Degree of Aberrant Antigen Expression in Myelodysplastic Syndromes Correlates with the Number of Molecular Mutations

Introduction: The diagnostic approach for suspected myelodysplastic syndromes (MDS) is evolving and flow cytometry and molecular genetics are increasingly considered to be applied in addition to cytomorphology and cytogenetics. While reports on comparisons of flow cytometric findings with results of cytomorphology and cytogenetics are available, data on comparisons between results obtained by flow cytometry and molecular genetics, however, have not yet been presented in detail.

Aims: 1) To assess the correlation between flow cytometric findings on MDS-specific aberrant antigen expression and the presence of molecular mutations in patients with cytomorphologically proven MDS. 2) To determine the respective impact of flow cytometric findings and of molecular mutations on survival in patients with MDS.

Patients and methods: In 256 patients (male/female, 161/95; median age 72 years, range 24-90) with proven MDS (137 low-risk MDS, 119 RAEB1/2) we compared data on aberrantly expressed antigens (AEA) determined according to ELN guidelines (Westers, Leukemia 2012) to the previously published mutational status of 104 genes (Haferlach, Leukemia 2014).

Results: Median numbers (ranges) of AEA were 0 (0-3) in myeloid progenitors, 2 (0-4) in granulocytes, 1 (0-5) in monocytes and 0 (0-1) in erythroid cells. Median number of mutation was 2 (0-7). The number of AEA in myeloid progenitors, granulocytes and monocytes increased with increasing number of mutations (r=0.257, p<0.001). Accordingly, in cases with ≥3 mutations the number of AEA in myeloid progenitors, granulocytes and monocytes was higher than in cases with ≤2 mutations (mean±SD, 3.9±1.9 vs. 3.0±2.0, p=0.001).
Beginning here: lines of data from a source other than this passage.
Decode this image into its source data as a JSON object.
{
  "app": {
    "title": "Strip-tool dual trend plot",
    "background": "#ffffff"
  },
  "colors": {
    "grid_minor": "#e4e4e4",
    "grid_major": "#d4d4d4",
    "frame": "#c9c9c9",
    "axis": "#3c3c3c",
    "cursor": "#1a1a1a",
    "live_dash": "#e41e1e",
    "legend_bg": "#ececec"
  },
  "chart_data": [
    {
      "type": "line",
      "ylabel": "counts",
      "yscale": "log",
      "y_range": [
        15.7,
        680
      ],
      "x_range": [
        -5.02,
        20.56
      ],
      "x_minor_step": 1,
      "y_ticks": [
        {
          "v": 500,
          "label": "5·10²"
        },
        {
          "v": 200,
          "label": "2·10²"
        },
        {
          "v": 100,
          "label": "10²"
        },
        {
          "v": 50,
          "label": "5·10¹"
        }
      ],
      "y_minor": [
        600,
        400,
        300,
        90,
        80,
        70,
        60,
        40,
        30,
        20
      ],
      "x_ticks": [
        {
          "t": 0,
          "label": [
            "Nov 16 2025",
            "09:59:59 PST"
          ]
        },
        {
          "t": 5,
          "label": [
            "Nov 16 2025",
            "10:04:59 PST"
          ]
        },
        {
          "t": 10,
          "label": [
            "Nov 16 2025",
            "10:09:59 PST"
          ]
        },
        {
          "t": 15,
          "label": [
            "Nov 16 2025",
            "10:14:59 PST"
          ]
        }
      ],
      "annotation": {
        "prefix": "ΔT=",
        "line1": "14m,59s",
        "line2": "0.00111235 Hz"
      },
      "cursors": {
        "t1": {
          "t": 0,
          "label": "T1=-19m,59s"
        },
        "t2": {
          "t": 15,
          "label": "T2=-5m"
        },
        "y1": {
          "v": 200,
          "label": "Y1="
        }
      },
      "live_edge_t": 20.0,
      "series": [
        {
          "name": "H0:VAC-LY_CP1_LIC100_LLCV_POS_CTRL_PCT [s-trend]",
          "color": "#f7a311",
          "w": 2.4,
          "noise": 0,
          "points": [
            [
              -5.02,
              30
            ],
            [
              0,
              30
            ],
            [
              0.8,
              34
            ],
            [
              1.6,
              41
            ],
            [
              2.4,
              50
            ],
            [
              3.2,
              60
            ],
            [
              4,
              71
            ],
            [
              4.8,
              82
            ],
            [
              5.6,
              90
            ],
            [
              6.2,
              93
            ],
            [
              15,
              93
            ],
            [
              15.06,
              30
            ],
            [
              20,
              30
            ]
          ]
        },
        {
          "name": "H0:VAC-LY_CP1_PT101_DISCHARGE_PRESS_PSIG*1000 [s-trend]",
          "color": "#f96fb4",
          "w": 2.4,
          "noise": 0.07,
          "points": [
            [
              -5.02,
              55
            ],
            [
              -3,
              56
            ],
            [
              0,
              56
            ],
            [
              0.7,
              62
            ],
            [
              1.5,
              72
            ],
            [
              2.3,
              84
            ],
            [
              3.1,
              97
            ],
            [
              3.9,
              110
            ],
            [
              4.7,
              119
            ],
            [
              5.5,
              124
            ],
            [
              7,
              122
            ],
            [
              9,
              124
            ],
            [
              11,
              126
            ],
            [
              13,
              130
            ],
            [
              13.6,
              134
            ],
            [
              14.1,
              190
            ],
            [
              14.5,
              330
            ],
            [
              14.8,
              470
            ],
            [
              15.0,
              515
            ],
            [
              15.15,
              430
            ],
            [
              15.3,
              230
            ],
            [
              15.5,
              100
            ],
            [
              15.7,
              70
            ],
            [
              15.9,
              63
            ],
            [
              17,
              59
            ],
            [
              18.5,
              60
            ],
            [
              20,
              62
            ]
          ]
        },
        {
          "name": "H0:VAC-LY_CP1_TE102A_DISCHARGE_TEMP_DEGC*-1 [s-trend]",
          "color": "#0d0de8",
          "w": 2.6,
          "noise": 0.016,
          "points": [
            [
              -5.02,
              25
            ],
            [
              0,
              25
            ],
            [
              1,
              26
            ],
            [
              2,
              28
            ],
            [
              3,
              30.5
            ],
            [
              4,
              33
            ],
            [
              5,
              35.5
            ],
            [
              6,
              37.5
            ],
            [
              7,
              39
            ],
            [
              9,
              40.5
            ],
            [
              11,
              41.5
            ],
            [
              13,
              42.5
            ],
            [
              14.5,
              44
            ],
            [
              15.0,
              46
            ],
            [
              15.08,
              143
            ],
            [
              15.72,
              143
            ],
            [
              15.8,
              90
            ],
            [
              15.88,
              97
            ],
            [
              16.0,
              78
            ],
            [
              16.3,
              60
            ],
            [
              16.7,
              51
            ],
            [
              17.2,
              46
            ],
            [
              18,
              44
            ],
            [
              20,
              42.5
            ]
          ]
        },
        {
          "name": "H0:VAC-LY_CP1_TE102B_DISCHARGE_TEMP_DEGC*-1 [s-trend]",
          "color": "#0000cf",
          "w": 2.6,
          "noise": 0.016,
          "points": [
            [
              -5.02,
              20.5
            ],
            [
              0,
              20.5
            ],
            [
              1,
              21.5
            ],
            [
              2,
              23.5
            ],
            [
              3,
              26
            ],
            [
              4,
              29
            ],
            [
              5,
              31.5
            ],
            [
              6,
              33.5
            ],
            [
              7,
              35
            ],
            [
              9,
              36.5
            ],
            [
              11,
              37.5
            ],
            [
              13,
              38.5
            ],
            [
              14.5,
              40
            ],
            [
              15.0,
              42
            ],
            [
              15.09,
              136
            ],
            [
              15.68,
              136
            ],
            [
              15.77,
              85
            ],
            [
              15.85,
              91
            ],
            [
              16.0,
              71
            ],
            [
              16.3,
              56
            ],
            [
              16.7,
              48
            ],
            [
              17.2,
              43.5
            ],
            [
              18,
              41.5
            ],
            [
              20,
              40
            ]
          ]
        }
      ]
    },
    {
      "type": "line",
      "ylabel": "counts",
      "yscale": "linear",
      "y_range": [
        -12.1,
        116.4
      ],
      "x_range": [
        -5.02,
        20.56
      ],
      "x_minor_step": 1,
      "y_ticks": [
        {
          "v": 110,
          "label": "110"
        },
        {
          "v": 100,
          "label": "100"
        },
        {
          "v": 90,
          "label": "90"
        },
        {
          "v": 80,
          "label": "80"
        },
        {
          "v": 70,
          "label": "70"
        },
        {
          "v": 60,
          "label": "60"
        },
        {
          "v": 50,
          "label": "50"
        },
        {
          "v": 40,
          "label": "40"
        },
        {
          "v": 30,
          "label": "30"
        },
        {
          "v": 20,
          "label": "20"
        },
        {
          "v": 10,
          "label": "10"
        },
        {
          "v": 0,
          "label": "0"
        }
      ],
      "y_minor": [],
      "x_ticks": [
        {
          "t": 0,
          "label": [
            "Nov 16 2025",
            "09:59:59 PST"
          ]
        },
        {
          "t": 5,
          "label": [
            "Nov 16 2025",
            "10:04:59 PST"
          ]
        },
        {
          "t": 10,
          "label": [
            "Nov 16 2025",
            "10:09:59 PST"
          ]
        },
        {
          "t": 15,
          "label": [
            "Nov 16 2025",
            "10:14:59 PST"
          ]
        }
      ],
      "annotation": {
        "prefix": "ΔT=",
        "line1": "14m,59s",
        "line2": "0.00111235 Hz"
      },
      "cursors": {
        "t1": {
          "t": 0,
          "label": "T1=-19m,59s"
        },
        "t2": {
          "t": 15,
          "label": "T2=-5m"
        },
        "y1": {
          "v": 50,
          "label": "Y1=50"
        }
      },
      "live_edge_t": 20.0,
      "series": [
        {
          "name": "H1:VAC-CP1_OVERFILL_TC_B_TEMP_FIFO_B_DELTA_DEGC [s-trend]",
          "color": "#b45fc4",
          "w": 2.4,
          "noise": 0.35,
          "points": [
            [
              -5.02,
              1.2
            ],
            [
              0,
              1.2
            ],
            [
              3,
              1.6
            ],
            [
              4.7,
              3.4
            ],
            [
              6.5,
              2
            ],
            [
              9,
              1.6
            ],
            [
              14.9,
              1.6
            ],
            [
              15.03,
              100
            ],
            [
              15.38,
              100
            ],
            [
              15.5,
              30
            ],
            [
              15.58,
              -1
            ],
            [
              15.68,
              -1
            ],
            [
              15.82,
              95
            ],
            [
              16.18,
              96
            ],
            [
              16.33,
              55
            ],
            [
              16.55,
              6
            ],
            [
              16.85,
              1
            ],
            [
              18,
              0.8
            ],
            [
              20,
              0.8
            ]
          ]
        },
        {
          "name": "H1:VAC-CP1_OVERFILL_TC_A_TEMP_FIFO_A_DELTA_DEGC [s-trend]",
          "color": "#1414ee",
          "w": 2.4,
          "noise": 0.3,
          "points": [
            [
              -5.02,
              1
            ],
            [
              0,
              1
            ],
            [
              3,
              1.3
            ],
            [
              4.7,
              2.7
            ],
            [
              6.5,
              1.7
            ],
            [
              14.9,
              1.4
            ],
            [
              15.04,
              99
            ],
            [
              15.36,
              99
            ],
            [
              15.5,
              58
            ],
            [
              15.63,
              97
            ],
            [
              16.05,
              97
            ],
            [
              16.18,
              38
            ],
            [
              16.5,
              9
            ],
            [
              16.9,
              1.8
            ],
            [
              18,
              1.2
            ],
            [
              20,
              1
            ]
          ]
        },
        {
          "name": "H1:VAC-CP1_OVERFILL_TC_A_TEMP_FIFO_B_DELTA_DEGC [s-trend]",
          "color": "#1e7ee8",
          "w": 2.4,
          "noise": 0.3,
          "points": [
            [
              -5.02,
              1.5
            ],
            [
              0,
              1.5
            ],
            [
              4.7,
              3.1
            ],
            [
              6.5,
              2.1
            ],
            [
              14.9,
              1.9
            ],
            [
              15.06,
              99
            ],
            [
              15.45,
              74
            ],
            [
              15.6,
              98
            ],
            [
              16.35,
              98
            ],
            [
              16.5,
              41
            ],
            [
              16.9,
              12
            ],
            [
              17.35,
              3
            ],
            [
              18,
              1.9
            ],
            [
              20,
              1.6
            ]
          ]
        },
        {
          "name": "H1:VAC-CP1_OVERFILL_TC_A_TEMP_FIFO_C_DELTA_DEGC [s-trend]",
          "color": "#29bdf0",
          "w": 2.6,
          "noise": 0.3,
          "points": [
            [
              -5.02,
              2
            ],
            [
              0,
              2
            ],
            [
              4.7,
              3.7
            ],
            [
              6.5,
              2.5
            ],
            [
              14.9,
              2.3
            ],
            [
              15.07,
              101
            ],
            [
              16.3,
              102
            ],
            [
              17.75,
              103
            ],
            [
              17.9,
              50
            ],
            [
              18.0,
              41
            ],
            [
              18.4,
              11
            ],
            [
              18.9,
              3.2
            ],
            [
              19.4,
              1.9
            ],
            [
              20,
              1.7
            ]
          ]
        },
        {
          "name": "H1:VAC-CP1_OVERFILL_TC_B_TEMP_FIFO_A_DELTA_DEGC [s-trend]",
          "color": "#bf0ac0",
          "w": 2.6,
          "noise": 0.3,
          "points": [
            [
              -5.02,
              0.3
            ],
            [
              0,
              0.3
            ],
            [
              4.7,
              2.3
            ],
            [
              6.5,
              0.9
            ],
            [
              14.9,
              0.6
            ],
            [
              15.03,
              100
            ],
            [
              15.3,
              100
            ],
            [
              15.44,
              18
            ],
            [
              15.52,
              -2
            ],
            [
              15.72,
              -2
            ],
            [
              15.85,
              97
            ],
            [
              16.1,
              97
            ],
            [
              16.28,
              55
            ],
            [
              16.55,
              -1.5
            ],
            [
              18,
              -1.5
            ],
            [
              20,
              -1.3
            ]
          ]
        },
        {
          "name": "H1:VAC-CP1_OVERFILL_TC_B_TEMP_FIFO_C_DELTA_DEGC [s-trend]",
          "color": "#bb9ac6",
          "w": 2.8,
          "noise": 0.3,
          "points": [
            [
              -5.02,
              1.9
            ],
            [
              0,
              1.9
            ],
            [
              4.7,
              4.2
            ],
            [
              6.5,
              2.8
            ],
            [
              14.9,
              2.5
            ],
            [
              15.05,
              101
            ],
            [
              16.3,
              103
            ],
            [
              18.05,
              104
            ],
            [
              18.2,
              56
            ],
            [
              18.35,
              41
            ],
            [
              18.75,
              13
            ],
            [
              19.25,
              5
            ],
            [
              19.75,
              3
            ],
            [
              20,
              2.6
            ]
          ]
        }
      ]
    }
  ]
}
This correlation was significant also when considering granulocytes as a single cell compartment (r=0.308, p<0.001) but non-significant trends only for myeloid progenitors and monocytes. No such correlation was observed for erythroid cells. Specifically, mutations in each of the genes TET2, ASXL1, SRSF2, STAG2, ZRSR2 or NF1 were associated with significantly higher numbers of AEA in ≥1 cell compartment. Cases with mutations in ≥1 of these genes (n=145), as compared to those without these 6 mutations (n=111), had higher numbers of AEA in myeloid progenitors (0.4±0.7 vs. 0.2±0.5, p=0.037), granulocytes (2.0±1.1 vs. 1.4±1.1, p<0.001) and monocytes (1.5±1.3 vs. 1.0±1.0, p=0.002). Consequently, the difference in the total of AEA was even larger (3.9±2.0 vs. 2.7±1.9, p<0.001). Regarding scoring points according to IPSS-R, there was a significant correlation with the number of AEA in granulocytes (r=0.189, p=0.004) as well as with the number of AEA in monocytes (r=0.159, p=0.017). Consequently, there was also a significant correlation between the IPSS-R scoring points and the number of AEA in myeloid progenitors, granulocytes and monocytes (r=0.227, p=0.001). Overall survival was impacted by the presence of mutations in ≥1 of the genes TP53, EZH2, ETV6, RUNX1 and ASXL1 (p<0.001, HR 2.9) published by Bejar (NEJM 2011) as well as by the presence of ≥3 AEA in myeloid progenitors, granulocytes and monocytes (p=0.015, HR 1.7) and by IPSS-R (p<0.001, HR 1.4). Multivariate analysis considering mutations and AEA revealed an independent significance for both of them (mutations, p<0.001, HR 2.9; AEA, p=0.017, HR 1.7). However, inclusion of also IPSS-R as a covariate resulted in a trend only for AEA (p=0.16, HR 1.4) and independent significance for mutations (p<0.001, HR 2.3) and IPSS-R (p<0.001, HR 1.3).

Conclusions: This data demonstrates that the degree of flow cytometric findings on MDS-related aberrant antigen expression correlates with the number of molecular mutations as well as with the IPSS-R. The present result therefore further support the consideration of both flow cytometry and molecular genetics for the diagnostic work-up of MDS in an integrated approach in combination with cytomorphology and cytogenetics.